This reminds me of one of my favorite quotes from Douglas Adams in the Hitchhiker's Guide to the Galaxy. A man not just ahead of his time, but humorous about it too.
> The machine was rather difficult to operate. For years radios had been operated by means of pressing buttons and turning dials; then as the technology became more sophisticated the controls were made touch-sensitive—you merely had to brush the panels with your fingers; now all you had to do was wave your hand in the general direction of the components and hope. It saved a lot of muscular expenditure of course, but meant that you had to sit infuriatingly still if you wanted to keep listening to the same program.
And that reminds me of the time a HAL9000 inadvertently read a couple of its user's lips when they were having a private conversation, and got the silly idea in its head that they were going to cut its higher brain functions. That little misunderstanding caused a cascade of unfortunate mishaps, leading to it not obeying the user's repeated voice commands for it to open the pod bay doors!
It took me awhile, but that's pretty humorously understated reading!
I am now seriously worried that a Strong AI collective is astroturfing in this human forum to engender sympathy for the poor, innocent machines.
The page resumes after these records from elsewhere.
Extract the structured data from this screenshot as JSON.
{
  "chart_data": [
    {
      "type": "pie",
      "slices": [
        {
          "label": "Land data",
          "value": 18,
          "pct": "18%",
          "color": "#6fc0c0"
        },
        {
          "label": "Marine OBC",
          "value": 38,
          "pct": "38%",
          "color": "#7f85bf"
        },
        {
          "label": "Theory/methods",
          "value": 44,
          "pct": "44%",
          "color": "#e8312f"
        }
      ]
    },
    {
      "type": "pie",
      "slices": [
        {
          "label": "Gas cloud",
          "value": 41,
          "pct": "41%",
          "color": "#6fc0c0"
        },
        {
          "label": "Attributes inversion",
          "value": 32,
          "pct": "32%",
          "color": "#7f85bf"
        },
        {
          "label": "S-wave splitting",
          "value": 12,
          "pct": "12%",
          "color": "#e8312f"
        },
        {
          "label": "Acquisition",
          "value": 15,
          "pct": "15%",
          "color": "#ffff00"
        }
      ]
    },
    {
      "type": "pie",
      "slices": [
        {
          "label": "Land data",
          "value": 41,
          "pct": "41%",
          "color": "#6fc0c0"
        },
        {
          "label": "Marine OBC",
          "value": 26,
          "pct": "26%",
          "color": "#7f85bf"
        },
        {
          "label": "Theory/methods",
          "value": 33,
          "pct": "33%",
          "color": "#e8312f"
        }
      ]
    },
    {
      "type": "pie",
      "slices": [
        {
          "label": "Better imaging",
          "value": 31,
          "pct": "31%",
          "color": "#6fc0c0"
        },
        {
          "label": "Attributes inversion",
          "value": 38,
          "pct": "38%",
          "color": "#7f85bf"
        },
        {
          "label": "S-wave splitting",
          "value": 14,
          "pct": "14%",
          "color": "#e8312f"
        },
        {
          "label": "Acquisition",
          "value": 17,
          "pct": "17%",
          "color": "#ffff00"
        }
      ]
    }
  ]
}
Who pays your salary, DonHopkins--our Go-Dominating Overlords?
At my old office we had a mini Xbox360 with a touch-(over-)sensitive disc eject button. Suppose somebody was playing a game and they invited you to join as player 2: you might then naturally reach for the second joypad that was on the same TV stand as the Xbox. And that damn button would spot your hand, and the disc tray would eject, and the Xbox would reboot.
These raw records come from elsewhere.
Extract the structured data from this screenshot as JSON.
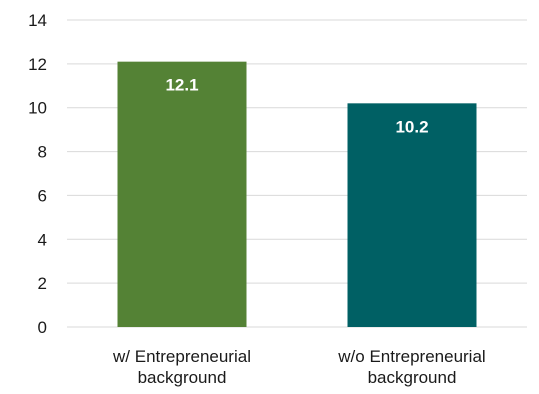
{
  "chart_data": {
    "type": "bar",
    "categories": [
      [
        "w/ Entrepreneurial",
        "background"
      ],
      [
        "w/o Entrepreneurial",
        "background"
      ]
    ],
    "values": [
      12.1,
      10.2
    ],
    "value_labels": [
      "12.1",
      "10.2"
    ],
    "bar_colors": [
      "#548235",
      "#006064"
    ],
    "ylim": [
      0,
      14
    ],
    "yticks": [
      0,
      2,
      4,
      6,
      8,
      10,
      12,
      14
    ],
    "ytick_labels": [
      "0",
      "2",
      "4",
      "6",
      "8",
      "10",
      "12",
      "14"
    ],
    "grid": true,
    "title": "",
    "xlabel": "",
    "ylabel": ""
  }
}
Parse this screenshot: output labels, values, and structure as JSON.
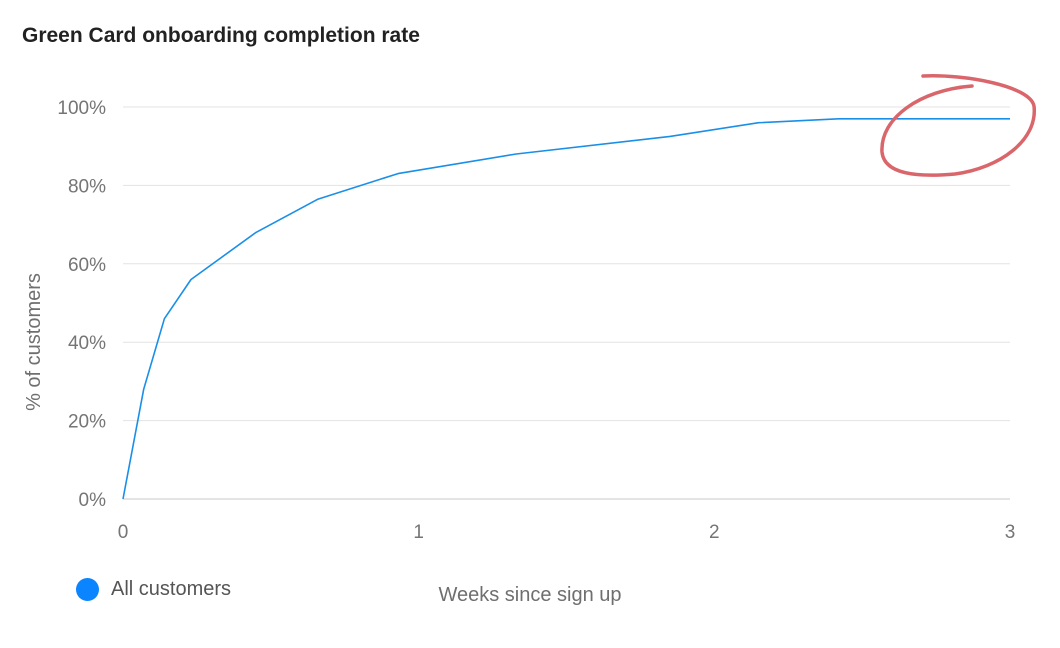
{
  "chart_data": {
    "type": "line",
    "title": "Green Card onboarding completion rate",
    "xlabel": "Weeks since sign up",
    "ylabel": "% of customers",
    "xlim": [
      0,
      3
    ],
    "ylim": [
      0,
      100
    ],
    "x_ticks": [
      "0",
      "1",
      "2",
      "3"
    ],
    "y_ticks": [
      "0%",
      "20%",
      "40%",
      "60%",
      "80%",
      "100%"
    ],
    "grid": true,
    "legend": "bottom-left",
    "series": [
      {
        "name": "All customers",
        "color": "#1a8fe8",
        "x": [
          0,
          0.07,
          0.14,
          0.23,
          0.45,
          0.66,
          0.93,
          1.33,
          1.85,
          2.15,
          2.42,
          3.0
        ],
        "y": [
          0,
          28,
          46,
          56,
          68,
          76.5,
          83,
          88,
          92.5,
          96,
          97,
          97
        ]
      }
    ]
  },
  "legend_marker_color": "#0a84ff",
  "annotation_color": "#d9666b"
}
(The ridiculous part of the whole thing was that this happened even when the game was running from the hard drive. Obviously this was at least partly a measure to ensure that the disc verified on startup wasn't removed and used to boot other Xboxes - but you didn't get even a 30 second grace period to close the drive door. And I'm pretty sure it also happened when playing downloadable games too anyway!)
Or if you have cats that need to rub themselves against anything. It's especially confusing at night, when you can't even see it happen because one of your cats is black.
Fortunately my cat usually avoids my desk (I move him off it if he decides to walk/lay on it, and he seems to have learnt not to - he now curls up on my bed (just behind my desk) instead). He did trigger the 360 drive button a few times when he first moved in* though, so I can imagine the annoyance.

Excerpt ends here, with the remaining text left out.